It’s a sign of just how bad the market for initial public offerings has been when a report of a mere 12 U.S. offerings raising $1.6 billion in the second quarter gets people talking about a rebound. The numbers are anemic compared with the good old days of 2007, when the spring quarter saw 79 IPOs generate nearly $12 billion in proceeds. Yet the slight turn might be a harbinger of better things to come.
Indeed, the dozen IPOs in the second quarter provided the first quarter-over-quarter increase since the end of 2007, prompting many market-watchers to hope that the window for new offerings is finally opening again, even if only a crack. There are other hopeful signs, too, says Matt Toole, deals analyst at Thomson Reuters. “For so many weeks there was nothing, but there has been a pretty big uptick in the number of IPO filings,” he says, noting that in the month of July, 22 companies filed to go public.
“These companies aren’t necessarily going to come out in the next month or two, but it shows confidence in the market,” says Toole, adding that while August is traditionally a slow month on Wall Street, “September will be pretty big.”
The stock market’s sustained rally since March has many companies rushing to put together prospectuses while the time appears right, or at least better than it has been. Private-equity-backed companies such as Avago Technologies and Dollar General, both owned by the giant Kohlberg Kravis Roberts, are among those expected to list in the coming months.
There’s also pent-up demand for IPOs, and not just from investors eager for positive market news. “You’ve got the largest number of private companies held up in private equity and venture portfolios that you’ve ever had in history,” says Benjamin Howe, chief executive and co-founder of America’s Growth Capital, a boutique investment bank based in Boston.
“As soon as these guys can get liquidity at a reasonable valuation, they’re going to take it,” says Howe. He predicts “reasonably robust” IPO activity in the fall, citing technology, health-care, and clean-tech companies as those most likely to try to raise equity. Toole says the IPO pipeline — companies that have already filed to go public — features financial-services companies, some real estate businesses, and some consumer-products companies.

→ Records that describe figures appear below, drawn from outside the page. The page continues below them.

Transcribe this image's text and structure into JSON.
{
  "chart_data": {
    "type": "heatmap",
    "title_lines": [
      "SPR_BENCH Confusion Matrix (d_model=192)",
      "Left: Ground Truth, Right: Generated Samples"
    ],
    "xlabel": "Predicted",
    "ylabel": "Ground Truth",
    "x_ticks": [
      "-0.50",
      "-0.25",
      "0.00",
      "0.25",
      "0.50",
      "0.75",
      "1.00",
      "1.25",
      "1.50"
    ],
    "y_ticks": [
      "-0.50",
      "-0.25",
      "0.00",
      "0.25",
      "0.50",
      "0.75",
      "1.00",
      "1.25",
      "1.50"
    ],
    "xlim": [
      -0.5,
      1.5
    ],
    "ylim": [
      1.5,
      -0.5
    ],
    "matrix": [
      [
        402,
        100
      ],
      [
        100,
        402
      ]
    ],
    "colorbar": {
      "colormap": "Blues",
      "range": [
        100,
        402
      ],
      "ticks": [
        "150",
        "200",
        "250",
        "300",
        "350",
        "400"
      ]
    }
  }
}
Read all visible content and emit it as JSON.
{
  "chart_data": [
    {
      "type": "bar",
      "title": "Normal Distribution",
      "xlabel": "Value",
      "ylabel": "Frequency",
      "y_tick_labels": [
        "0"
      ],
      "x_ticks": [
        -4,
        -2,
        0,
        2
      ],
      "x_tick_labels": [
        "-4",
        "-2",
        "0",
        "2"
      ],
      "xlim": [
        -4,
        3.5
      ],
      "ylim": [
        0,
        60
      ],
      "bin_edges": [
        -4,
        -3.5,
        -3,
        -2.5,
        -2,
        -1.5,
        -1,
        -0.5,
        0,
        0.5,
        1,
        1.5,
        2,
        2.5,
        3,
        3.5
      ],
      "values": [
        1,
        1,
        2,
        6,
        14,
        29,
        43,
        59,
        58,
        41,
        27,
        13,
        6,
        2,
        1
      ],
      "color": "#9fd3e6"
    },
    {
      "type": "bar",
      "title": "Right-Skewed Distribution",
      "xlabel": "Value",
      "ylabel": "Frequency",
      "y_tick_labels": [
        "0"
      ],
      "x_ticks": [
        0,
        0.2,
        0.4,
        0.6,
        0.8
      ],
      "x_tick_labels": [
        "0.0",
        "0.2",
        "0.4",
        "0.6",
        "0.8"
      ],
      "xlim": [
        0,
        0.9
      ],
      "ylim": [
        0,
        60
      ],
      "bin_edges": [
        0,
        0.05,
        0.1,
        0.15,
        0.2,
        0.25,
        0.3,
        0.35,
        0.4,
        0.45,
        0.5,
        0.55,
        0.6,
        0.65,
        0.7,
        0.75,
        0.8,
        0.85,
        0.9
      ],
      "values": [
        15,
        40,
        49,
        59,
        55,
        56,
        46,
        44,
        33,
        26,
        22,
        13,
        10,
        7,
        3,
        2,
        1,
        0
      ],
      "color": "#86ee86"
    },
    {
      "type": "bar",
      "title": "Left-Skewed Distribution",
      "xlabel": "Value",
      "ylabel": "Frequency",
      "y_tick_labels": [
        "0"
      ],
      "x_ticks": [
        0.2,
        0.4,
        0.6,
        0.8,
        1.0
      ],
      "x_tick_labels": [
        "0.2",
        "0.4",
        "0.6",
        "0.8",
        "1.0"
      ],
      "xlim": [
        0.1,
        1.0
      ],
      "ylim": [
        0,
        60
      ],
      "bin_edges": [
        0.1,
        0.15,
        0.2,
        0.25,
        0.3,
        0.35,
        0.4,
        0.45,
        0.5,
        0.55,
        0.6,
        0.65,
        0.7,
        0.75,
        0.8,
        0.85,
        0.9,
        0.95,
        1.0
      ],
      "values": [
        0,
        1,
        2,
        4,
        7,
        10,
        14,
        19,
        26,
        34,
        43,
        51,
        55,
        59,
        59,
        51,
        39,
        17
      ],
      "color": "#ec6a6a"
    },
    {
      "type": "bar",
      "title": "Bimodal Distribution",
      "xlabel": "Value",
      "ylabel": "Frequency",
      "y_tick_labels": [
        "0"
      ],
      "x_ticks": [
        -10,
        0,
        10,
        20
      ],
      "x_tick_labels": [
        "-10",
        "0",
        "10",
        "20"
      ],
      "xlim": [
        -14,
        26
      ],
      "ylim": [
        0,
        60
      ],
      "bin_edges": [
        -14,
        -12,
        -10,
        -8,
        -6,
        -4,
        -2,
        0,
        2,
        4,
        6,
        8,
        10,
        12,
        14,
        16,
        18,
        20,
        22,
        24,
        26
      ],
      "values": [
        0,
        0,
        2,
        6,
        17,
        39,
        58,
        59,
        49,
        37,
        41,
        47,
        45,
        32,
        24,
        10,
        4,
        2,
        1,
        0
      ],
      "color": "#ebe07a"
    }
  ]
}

Those companies that do test the waters will be “larger, profitable, growing companies, whose CEO and board members feel like there is very low risk of failure on the IPO,” says Howe. One such company is Ancestry.com, a 20-year-old business that since 1997 has charged its subscribers to trace their family histories online. The company, which filed its S-1 this week, saw earnings of $8 million on revenues of $108 million in the first half of the year. Executives at the genealogy site, whose majority owner is the private-equity firm Spectrum Equity Investors, are aiming to raise $75 million.